Allerdings rechnet die Verwaltung nicht mehr mit Nachforderungen „im größeren Umfang“. Offen ist noch der Ausgang des Streits mit dem ursprünglich beauftragten Heizungsbauer. Von diesem fordert die Stadt 127 000 Euro, die sie zuviel bezahlt habe und die Schäden ausgleichen sollen. Die Firma wiederum hat auch Forderungen erhoben, Gerichte haben beide Parteien bislang noch nicht bemüht.
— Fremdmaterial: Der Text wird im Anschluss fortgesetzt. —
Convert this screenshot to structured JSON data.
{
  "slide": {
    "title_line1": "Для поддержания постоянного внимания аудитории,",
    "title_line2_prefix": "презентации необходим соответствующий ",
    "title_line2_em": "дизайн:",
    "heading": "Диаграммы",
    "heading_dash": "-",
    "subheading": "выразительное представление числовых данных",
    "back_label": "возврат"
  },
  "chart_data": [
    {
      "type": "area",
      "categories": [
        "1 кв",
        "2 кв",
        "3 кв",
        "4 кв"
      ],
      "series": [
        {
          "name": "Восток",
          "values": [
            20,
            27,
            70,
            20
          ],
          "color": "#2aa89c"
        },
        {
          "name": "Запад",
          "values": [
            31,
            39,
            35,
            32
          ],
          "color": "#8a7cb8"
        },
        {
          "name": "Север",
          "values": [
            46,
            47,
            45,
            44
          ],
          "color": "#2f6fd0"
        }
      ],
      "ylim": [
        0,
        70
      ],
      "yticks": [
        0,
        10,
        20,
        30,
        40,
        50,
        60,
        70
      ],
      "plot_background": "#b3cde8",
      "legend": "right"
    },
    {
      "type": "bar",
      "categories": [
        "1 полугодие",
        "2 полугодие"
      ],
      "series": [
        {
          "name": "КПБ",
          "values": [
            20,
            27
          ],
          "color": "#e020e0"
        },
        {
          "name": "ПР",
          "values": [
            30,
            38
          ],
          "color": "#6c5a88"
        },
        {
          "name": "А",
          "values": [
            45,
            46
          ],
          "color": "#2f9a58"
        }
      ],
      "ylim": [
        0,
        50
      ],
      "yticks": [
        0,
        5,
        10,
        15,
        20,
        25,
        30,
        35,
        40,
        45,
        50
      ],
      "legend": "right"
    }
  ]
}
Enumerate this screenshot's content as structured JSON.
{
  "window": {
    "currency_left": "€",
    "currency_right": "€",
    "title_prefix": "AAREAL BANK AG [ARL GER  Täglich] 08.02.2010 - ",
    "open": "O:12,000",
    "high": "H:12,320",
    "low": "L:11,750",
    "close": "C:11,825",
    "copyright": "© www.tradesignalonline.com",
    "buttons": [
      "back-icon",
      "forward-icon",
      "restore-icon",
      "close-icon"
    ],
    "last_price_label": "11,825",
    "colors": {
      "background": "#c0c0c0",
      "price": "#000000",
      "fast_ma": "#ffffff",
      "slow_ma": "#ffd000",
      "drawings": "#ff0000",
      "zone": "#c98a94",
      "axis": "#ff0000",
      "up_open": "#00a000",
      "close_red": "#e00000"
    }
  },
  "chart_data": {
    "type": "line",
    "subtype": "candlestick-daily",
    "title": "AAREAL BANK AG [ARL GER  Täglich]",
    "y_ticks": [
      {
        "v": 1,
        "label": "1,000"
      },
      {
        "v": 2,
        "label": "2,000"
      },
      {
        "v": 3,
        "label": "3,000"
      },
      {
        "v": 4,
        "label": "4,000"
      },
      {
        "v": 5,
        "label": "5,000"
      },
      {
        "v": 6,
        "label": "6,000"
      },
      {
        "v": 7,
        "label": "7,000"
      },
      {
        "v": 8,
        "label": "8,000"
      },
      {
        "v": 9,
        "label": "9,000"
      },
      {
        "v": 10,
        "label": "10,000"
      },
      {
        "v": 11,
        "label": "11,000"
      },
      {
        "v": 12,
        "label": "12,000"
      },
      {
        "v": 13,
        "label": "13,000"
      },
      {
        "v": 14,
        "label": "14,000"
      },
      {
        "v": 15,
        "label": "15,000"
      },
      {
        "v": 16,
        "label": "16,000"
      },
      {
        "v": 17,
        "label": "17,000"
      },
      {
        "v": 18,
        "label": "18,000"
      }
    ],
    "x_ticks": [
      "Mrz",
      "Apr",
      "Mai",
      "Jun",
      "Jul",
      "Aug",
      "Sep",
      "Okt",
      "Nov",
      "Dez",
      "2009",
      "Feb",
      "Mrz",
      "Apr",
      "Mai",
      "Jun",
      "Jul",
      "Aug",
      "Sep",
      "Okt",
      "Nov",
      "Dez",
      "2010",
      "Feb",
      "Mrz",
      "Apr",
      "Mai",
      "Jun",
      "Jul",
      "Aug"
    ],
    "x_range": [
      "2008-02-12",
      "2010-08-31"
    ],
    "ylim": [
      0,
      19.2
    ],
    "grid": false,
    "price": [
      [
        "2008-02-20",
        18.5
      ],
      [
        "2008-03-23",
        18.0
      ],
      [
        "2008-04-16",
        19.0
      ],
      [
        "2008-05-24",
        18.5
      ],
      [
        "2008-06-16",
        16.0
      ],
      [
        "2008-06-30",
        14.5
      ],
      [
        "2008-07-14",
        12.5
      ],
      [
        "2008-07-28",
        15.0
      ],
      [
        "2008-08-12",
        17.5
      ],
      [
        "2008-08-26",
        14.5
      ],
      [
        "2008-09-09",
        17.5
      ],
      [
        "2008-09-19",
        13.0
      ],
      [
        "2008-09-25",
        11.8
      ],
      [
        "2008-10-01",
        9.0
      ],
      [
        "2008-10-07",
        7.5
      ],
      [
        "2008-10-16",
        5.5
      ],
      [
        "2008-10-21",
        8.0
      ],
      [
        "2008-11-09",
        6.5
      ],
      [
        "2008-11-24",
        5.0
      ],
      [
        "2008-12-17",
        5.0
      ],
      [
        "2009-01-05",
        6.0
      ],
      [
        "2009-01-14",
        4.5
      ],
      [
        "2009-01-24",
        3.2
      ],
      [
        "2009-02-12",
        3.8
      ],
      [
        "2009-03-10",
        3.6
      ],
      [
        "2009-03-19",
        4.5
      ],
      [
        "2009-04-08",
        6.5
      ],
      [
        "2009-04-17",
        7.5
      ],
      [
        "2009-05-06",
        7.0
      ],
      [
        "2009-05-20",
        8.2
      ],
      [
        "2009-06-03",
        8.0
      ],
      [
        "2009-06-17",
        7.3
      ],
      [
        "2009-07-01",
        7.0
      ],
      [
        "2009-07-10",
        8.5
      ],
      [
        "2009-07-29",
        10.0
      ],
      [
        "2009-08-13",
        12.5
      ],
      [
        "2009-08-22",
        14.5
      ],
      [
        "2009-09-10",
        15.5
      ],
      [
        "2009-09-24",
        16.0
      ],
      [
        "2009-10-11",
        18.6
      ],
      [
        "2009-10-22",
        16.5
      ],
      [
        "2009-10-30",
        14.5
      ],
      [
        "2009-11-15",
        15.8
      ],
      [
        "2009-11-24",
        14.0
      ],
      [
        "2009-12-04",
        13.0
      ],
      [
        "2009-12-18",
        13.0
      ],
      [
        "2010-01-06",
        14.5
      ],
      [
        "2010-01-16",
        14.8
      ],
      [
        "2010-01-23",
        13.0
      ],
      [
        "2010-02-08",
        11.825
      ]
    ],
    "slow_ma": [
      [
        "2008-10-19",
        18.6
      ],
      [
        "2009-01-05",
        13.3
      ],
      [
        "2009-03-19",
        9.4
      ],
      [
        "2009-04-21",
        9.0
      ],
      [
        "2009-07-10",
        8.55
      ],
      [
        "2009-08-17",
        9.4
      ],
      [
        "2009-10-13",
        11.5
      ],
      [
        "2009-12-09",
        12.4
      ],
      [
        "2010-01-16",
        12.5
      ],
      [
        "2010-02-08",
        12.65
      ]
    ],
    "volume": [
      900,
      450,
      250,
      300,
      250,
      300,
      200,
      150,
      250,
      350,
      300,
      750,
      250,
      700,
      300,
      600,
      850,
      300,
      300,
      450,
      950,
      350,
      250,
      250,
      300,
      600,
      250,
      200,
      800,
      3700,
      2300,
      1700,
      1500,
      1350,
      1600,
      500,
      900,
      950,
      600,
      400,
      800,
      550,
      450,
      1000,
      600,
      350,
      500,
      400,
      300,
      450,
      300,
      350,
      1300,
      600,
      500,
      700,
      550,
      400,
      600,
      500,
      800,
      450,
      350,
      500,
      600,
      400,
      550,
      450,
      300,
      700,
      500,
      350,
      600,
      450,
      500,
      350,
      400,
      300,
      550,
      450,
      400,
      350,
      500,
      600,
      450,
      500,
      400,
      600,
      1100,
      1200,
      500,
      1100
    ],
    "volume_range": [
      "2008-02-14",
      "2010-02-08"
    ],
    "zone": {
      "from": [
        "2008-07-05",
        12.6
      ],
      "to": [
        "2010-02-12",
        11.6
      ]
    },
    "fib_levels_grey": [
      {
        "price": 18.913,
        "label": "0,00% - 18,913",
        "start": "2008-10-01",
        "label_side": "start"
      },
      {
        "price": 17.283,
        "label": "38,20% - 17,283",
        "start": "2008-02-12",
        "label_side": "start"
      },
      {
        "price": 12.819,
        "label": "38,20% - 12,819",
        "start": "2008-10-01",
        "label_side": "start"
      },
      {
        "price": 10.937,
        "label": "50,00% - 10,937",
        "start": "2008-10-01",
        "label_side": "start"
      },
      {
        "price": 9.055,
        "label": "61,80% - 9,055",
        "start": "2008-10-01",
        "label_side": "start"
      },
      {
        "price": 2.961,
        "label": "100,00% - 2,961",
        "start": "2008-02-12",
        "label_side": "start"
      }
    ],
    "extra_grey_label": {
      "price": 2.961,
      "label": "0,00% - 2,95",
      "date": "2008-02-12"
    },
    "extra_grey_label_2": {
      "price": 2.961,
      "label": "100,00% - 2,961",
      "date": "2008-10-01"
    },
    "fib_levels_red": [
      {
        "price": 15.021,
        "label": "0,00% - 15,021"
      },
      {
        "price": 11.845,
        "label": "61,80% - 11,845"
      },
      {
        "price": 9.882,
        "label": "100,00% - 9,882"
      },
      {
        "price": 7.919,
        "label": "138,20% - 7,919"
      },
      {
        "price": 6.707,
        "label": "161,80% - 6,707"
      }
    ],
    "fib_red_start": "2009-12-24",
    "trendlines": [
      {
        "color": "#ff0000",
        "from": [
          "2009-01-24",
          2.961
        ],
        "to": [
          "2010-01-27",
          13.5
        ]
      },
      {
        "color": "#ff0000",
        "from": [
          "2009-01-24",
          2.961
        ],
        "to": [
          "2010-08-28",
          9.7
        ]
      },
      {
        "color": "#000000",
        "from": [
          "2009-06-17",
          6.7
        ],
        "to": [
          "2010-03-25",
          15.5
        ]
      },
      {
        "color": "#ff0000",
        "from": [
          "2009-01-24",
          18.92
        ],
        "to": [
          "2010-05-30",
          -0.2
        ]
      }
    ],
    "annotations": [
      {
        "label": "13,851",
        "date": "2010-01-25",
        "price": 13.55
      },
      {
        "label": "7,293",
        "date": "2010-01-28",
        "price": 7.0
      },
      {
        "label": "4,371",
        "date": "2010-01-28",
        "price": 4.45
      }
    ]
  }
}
Verschleierungstaktik befürchtet

Irritiert hatten Teile der Politik vermeintliche Alleingänge der Verwaltung. So fragt die Fraktion FDP/Stadtgestalter: „Weshalb wurde nicht wenigstens für die Beschleunigungsmaßnahmen, die naturgemäß zu einer Verteuerung führen mussten, vorab der erforderliche Ratsbeschluss eingeholt?“ Sie beantragt nun eine „Sonderprüfung sämtlicher Vorgänge“, die im Zusammenhang mit dem Bau des Musikzentrums stehen, durch das Rechnungsprüfungsamt. Die Soziale Liste wittert gar eine Verschleierungstaktik. „Ich habe den Eindruck, dass das Ausmaß der Fehlentwicklungen bis nach der Landtagswahl verschleiert werden soll“, so Ratsmitglied Günter Gleising. Die Berichterstattung zum Musikforum-Bau sei mangelhaft. Zudem fordert er Einblick in die Dokumentation der Bauüberwachung.

Deutlich mehr Abonnenten

Unbeschadet der Debatte über Kosten und Kompetenzen gibt es auch Erfreuliches. So ist die Zahl der Abonnenten deutlich gestiegen. Anfang 2017 lag sie bei 2274 – ein Zuwachs um gut 27 Prozent gegenüber 2016 (1786). Der Projektsteuerer, das Ingenieurbüro Convis aus Berlin, geht davon aus, dass die Hochrechnung für die Betriebskosten von jährlich 650 000 Euro eingehalten werden. Außerdem, so die Verwaltung, sei die Bauzeit mit zwei Jahren und zehn Monaten insgesamt „äußerst kurz“ ausgefallen.